Some parts of the book Martin seemed to ramble on. Parts of the book could have been removed and it would not have affected the story. Another issue I had was that the book went back and forth in time. One chapter would take place in the past and the next would take place years later. This made Ghost Boy hard to follow at times, especially since I was listening to the audiobook. Occasionally the year or Martin’s age would be mentioned, but it was still difficult to follow. It just came off somewhat unorganized.

Martin’s story:
This is a tragic story. Imagine one day you wake up but can’t communicate or let anyone know that you know what’s going on. It could drive a person crazy but Martin dealt with this. He would be left in a room in front of a TV and ignored. People would do things in front of him that they wouldn’t normally do in front of someone because he was a ‘ghost boy’ who was invisible, when in fact he was conscious of everything going on.

*WARNING* Martin was mistreated by his caregivers in many ways. He was abused which he goes into detail about. There is also sexual abuse and rape, and he also gives graphic details. This could disturb some readers. It angered me to listen to this and you know that this happens all the time to the disabled and they may not be able to do anything about it.

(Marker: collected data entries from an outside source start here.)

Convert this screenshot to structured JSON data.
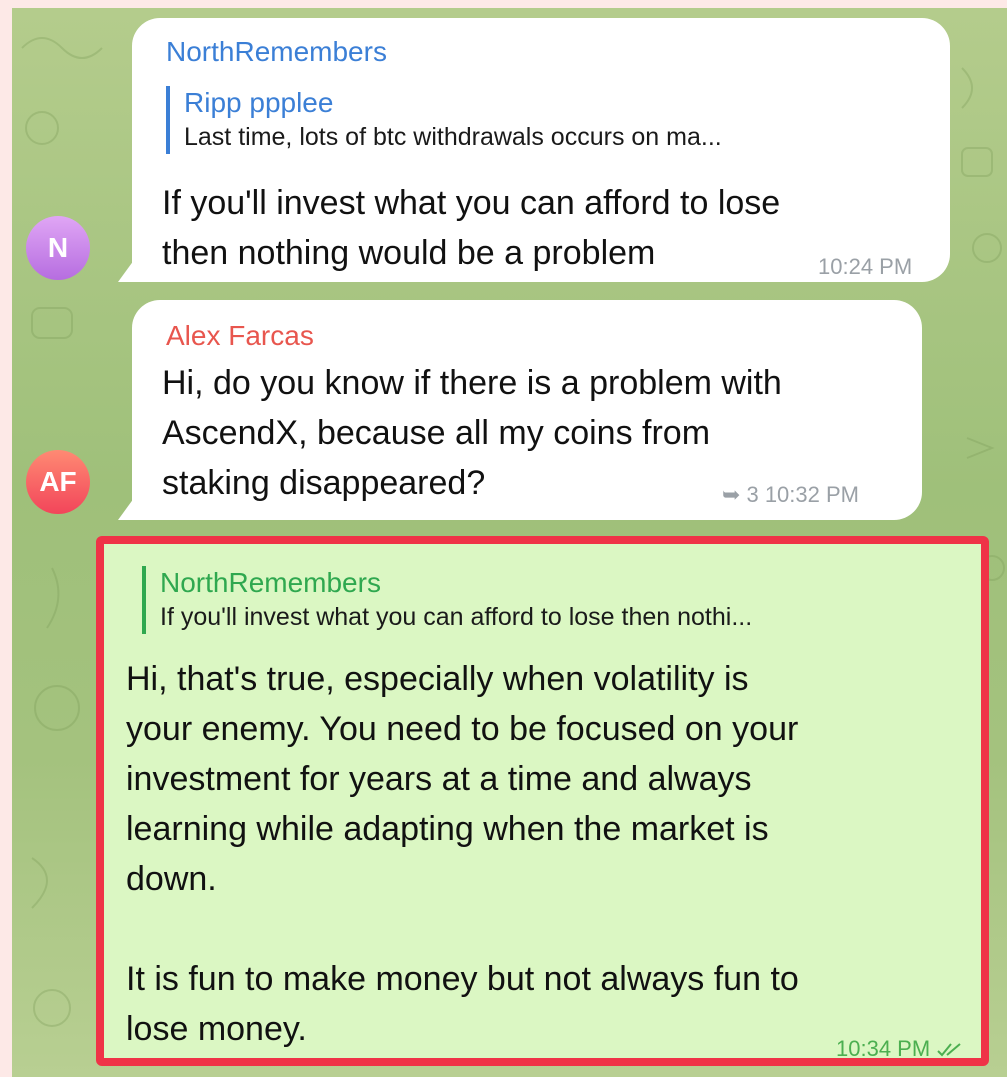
{
  "messages": [
    {
      "avatar_initials": "N",
      "sender": "NorthRemembers",
      "sender_color": "#3b7fd6",
      "reply_to": {
        "name": "Ripp ppplee",
        "text": "Last time, lots of btc withdrawals occurs on ma..."
      },
      "text_lines": [
        "If you'll invest what you can afford to lose",
        "then nothing would be a problem"
      ],
      "time": "10:24 PM"
    },
    {
      "avatar_initials": "AF",
      "sender": "Alex Farcas",
      "sender_color": "#e8564e",
      "text_lines": [
        "Hi, do you know if there is a problem with",
        "AscendX, because all my coins from",
        "staking disappeared?"
      ],
      "reply_count": "3",
      "time": "10:32 PM"
    },
    {
      "outgoing": true,
      "reply_to": {
        "name": "NorthRemembers",
        "text": "If you'll invest what you can afford to lose then nothi..."
      },
      "text_lines": [
        "Hi, that's true, especially when volatility is",
        "your enemy. You need to be focused on your",
        "investment for years at a time and always",
        "learning while adapting when the market is",
        "down.",
        "",
        "It is fun to make money but not always fun to",
        "lose money."
      ],
      "time": "10:34 PM",
      "status_icon": "double-check-icon",
      "highlight_color": "#ef3347"
    }
  ]
}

Despite being unable to communicate I was surprised to hear Martin talk about his belief and faith in God. This was a welcome surprise. Somehow he knew about God and trusted and believed in Him. Through Martin’s experiences, he found a closeness with God as he could ‘talk’ with Him. In some way this may have saved Martin from going crazy not being able to communicate with people.

I found an article from June 2015 written by Martin’s wife that you may find it of interest, as I did. The article is from Redbook Magazine. After listening to Ghost Boy it was nice to read her perspective of events.

Despite the issues I had with Ghost Boy, I still recommend it. It is a story of resilience and strength that not many people may have. It also makes you think about the disabled who are not able to communicate. Are they actually fully aware of their surroundings or not? And if they could speak, what would they tell us?